Nous avons été libérés de la nasse après environ une heure, je ne saurais être précise sur le temps exact… dans ces moments là on en perd la notion. 

Il y a eu de la violence ? Moi j’y ai vu l’expression d’une colère passée sous silence depuis des mois, celle d’un peuple ignoré et méprisé, d’une médiatisation corrompue qui divise les luttes en tentant de les opposer. Il y aurait, d’un côté les « bons marcheurs pour le climat » et de l’autre « les mauvais Gilets Jaunes casseurs ». 

Nous vivons un moment historique celui d’une révolte populaire.

J’ai fait les trois manifs, le matin sur les champs, puis la marche pour le climat où nous ne nous sommes pas sentis à notre place. En effet nous avions le sentiment d’être dans une réalité parallèle par rapport à ce qui se jouait à quelques rues de là… Nous sortions de scènes de guerre, et nous étions en total décalage avec nos masques sous le cou, nos lunettes sur la tête ! Et, précision utile, il n’y avait à la manif climat, aucun policier, aucune répression. 

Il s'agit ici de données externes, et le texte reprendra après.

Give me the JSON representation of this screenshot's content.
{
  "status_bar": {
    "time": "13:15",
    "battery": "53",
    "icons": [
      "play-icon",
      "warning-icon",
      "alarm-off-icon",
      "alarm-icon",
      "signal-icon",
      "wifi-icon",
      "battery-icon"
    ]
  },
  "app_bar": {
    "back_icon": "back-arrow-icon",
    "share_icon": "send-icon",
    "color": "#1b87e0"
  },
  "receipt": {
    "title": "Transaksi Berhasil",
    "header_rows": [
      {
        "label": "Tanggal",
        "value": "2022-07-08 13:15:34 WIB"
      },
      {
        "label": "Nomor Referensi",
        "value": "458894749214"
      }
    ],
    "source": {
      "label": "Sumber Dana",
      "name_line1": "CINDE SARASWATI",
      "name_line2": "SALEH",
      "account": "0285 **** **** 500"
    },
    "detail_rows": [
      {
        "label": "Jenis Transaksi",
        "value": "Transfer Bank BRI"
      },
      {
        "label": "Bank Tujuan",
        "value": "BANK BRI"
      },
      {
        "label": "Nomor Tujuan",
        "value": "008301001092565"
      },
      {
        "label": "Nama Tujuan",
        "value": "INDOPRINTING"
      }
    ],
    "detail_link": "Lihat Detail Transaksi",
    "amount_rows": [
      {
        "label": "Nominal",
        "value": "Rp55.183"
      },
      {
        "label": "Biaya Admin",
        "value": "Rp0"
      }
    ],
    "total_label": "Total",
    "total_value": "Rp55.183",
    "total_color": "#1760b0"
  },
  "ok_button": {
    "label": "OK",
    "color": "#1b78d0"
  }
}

Nous avons alors rejoint la marche contre les violences policières, très dynamique, avec des slogans offensifs, et menée par différents acteurs de la lutte, tels que le Collectif Adama, le Collectif Justice pour Gaye et tant d’autres… 

Les violences policières éclatent au grand jour, avec notre mouvement, car aujourd’hui, elles touchent tout le monde. Elles choquent, questionnent, indignent, mais pour les personnes vivant dans les quartiers populaires ces violences sont quotidiennes, habituelles et systématiquement passées sous silence. 

Les collectifs que nous avons accompagné samedi luttent contre ces violences depuis des années : contre cette répression abusive qui blesse, mutile et tue. Ils luttent également pour que justice soit rendue, et que les coupables soient punis à la hauteur de leurs crimes. Les coupables ne doivent en aucun cas être exempt de responsabilité et de sanctions… 

Suite à cela, forcément, nous avons eu envie de retourner sur les Champs Elysées, qui était samedi au cœur de l’action. 

Dans l’après midi l’avenue avait été animée par une énorme clameur    « Révolution Révolution« , expression de la ferveur populaire, cette envie d’aller chercher notre dû. L’embrasement d’une révolte dans un état de non droit. 

Nous sommes sortis des Champs au moment où des dizaines de camion avaient afflué vers la place de l’Etoile pour « disperser » les manifestants. 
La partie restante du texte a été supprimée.